The high cost of living swallowed an estimated Ksh.28,393 from Kenyans personal incomes in 2021.
New data from the 2022 Economic Survey shows real average earnings which present the effects of inflationary pressures on worker’s earnings fell by an average 3.8 per cent.
The hit translates to the loss of about Ksh.2,366 per month across the year.
Real average earnings across both the public and private sector fell to Ksh.718,800 or Ksh.59,900 per month from Ksh.747,193 or Ksh.62,266 monthly in 2020.
Curiously, the real wage growth decline was larger than that recorded in 2020 at 1.4 per cent.
In the private sector, workers in the agriculture sub-sector saw Ksh.19.539 wiped off payslips or Ksh.1,628 monthly as employees in manufacturing lost Ksh.20,183.

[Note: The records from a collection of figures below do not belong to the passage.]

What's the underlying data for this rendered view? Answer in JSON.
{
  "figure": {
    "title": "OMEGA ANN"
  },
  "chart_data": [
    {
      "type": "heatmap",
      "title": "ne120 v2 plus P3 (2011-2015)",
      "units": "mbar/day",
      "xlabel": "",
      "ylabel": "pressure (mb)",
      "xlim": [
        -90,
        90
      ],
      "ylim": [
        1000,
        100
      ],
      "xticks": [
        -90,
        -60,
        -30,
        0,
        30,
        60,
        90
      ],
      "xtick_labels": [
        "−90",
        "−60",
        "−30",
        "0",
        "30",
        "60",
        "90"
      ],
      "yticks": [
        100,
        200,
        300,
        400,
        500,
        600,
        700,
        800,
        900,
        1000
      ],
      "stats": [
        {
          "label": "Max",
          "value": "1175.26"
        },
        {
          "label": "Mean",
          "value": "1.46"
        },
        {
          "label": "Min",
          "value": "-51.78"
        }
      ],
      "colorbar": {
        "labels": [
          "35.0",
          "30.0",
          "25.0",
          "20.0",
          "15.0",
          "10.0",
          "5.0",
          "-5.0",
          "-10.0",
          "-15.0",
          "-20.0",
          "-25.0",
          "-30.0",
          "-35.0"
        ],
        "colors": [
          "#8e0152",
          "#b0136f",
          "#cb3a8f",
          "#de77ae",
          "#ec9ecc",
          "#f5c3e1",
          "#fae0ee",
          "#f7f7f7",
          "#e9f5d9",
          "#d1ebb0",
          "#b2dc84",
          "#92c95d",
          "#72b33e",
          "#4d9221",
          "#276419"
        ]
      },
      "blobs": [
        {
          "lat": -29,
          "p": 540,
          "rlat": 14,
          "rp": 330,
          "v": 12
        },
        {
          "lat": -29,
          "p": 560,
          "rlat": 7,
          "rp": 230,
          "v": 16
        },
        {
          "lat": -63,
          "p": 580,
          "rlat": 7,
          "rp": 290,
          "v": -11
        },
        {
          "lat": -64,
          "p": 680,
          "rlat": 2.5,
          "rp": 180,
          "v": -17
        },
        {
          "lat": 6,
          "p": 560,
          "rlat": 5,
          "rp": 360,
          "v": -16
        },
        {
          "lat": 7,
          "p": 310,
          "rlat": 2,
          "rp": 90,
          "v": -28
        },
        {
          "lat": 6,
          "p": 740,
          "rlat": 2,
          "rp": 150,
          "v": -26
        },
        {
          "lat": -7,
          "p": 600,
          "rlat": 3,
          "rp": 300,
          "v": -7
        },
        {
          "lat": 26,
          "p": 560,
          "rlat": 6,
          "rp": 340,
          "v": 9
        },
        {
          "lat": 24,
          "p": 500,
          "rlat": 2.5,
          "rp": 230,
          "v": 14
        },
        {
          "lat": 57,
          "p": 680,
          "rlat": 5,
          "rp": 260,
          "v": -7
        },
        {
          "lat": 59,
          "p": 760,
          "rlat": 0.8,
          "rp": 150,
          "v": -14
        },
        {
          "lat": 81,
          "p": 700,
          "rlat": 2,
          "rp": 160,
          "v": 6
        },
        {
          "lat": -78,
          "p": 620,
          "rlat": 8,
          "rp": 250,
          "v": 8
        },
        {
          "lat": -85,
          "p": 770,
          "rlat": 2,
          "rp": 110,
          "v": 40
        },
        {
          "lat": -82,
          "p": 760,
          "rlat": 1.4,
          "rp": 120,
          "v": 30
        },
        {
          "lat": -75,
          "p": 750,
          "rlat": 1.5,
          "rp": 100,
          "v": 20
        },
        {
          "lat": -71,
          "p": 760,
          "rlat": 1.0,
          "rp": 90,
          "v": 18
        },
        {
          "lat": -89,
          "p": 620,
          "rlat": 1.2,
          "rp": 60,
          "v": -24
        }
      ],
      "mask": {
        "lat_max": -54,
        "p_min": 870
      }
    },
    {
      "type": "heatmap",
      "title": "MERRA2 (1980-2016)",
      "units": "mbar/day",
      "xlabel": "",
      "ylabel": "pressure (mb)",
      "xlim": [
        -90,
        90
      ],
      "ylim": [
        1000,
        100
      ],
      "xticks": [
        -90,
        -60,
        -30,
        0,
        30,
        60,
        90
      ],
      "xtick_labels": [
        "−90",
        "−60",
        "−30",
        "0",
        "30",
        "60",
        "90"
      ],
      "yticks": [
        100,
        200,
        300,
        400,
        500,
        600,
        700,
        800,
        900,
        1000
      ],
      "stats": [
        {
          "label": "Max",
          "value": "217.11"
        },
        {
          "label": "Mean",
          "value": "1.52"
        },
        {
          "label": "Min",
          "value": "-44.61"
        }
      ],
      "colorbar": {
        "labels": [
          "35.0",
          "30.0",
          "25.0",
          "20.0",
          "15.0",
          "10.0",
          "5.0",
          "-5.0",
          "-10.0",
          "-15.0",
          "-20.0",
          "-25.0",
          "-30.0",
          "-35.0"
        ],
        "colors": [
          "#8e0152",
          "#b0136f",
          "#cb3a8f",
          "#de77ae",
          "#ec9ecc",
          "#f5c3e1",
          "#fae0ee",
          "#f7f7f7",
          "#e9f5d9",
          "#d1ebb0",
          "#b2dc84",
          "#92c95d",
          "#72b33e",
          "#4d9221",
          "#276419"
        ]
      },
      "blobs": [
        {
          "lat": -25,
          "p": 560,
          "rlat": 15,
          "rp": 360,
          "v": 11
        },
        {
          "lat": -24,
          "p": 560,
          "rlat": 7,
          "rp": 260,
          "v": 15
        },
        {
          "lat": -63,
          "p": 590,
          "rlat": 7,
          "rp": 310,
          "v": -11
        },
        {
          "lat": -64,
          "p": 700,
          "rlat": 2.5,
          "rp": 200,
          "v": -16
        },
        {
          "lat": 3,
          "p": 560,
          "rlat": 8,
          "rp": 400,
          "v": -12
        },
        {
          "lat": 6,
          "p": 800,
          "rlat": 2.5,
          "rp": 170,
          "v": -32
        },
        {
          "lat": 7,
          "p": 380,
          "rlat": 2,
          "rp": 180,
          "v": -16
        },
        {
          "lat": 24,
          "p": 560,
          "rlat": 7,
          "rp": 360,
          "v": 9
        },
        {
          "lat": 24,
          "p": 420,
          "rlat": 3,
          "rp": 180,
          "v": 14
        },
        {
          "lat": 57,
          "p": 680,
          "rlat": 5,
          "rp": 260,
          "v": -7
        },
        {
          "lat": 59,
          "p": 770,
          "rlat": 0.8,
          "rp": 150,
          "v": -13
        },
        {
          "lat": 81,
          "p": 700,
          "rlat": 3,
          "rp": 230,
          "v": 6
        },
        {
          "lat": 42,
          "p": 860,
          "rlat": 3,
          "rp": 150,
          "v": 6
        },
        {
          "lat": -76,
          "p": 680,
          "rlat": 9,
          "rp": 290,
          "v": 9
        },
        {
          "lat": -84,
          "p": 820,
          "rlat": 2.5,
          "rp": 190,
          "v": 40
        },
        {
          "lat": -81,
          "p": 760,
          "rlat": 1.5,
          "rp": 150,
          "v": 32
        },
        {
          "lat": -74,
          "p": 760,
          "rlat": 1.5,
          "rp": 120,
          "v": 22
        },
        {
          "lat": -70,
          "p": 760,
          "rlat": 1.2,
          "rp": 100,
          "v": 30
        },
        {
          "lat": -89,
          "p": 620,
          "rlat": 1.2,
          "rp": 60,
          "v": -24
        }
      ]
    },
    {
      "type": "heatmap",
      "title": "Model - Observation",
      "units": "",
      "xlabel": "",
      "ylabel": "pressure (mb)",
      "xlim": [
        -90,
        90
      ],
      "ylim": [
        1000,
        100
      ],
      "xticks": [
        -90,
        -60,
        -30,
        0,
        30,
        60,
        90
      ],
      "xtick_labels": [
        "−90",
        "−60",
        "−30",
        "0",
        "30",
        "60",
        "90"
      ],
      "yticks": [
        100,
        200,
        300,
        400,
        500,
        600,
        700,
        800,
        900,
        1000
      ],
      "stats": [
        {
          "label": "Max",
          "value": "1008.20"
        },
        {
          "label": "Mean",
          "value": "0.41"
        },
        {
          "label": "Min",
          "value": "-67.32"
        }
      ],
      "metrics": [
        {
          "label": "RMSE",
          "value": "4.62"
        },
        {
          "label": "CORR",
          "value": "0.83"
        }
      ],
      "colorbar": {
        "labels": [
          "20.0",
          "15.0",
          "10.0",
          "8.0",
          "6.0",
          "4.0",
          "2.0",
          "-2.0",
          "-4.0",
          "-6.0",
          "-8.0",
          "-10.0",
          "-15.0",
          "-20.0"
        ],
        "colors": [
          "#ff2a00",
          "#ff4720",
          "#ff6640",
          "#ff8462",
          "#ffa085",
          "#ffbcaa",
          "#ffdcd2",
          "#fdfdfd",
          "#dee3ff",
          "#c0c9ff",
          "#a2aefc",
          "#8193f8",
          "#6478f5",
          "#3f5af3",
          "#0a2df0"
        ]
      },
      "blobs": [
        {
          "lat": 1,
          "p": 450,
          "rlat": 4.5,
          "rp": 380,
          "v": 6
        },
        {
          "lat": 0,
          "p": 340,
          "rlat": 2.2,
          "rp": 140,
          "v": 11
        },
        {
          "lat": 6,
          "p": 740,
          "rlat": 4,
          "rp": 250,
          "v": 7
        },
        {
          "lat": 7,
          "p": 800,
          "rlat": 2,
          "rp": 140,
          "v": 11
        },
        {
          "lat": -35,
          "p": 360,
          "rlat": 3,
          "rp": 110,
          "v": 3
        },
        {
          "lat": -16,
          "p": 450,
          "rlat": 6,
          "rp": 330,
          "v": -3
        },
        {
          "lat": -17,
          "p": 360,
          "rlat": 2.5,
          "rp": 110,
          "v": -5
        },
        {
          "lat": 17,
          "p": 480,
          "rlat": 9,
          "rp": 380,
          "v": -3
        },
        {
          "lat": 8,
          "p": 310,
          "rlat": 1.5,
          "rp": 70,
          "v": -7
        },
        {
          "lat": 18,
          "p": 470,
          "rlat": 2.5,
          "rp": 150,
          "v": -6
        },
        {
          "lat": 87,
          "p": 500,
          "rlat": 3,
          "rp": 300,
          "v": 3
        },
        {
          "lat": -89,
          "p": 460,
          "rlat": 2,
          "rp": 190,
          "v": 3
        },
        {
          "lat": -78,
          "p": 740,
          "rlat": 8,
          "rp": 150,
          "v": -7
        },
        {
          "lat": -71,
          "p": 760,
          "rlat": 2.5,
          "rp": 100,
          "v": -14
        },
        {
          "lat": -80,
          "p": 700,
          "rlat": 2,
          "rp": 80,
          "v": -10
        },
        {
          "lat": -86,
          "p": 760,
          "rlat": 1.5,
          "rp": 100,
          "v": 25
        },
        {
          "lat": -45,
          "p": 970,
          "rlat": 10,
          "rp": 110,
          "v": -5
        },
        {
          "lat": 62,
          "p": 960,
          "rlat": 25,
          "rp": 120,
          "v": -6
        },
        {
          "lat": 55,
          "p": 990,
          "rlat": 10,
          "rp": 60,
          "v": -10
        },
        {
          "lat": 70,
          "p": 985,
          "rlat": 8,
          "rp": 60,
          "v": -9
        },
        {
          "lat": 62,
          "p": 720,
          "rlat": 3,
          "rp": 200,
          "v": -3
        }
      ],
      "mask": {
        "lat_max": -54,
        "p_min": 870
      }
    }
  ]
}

Meanwhile, workers in finance and insurance which boasts of the highest wages lost Ksh.87,433 or an equivalent Ksh.7,286 per month.
In the public sector, teachers represented by real average wages to the Teachers Service Commission (TSC) lost Ksh.28.402 to the rising living costs or an equivalent Ksh.2,367 per month.
Workers in county governments however defied the decline trend to post a Ksh.8,986 increase in real wages for the year or Ksh.748 monthly.
Across 2021, annual inflation increased from 5.4 per cent to 6.1 per cent with the increase coming mainly from higher fuel and food prices.
Transport costs rose by 12.3 per cent, the highest rate of all average weighted consumer prices.
Food which accounts for about one third of household budgets marked the second highest jump in costs at 8.5 per cent.
The cost of wheat flour marked the single largest jump for food items with the price of a two kilogram pack moving from Ksh.119.37 in 2020 to Ksh.131.19.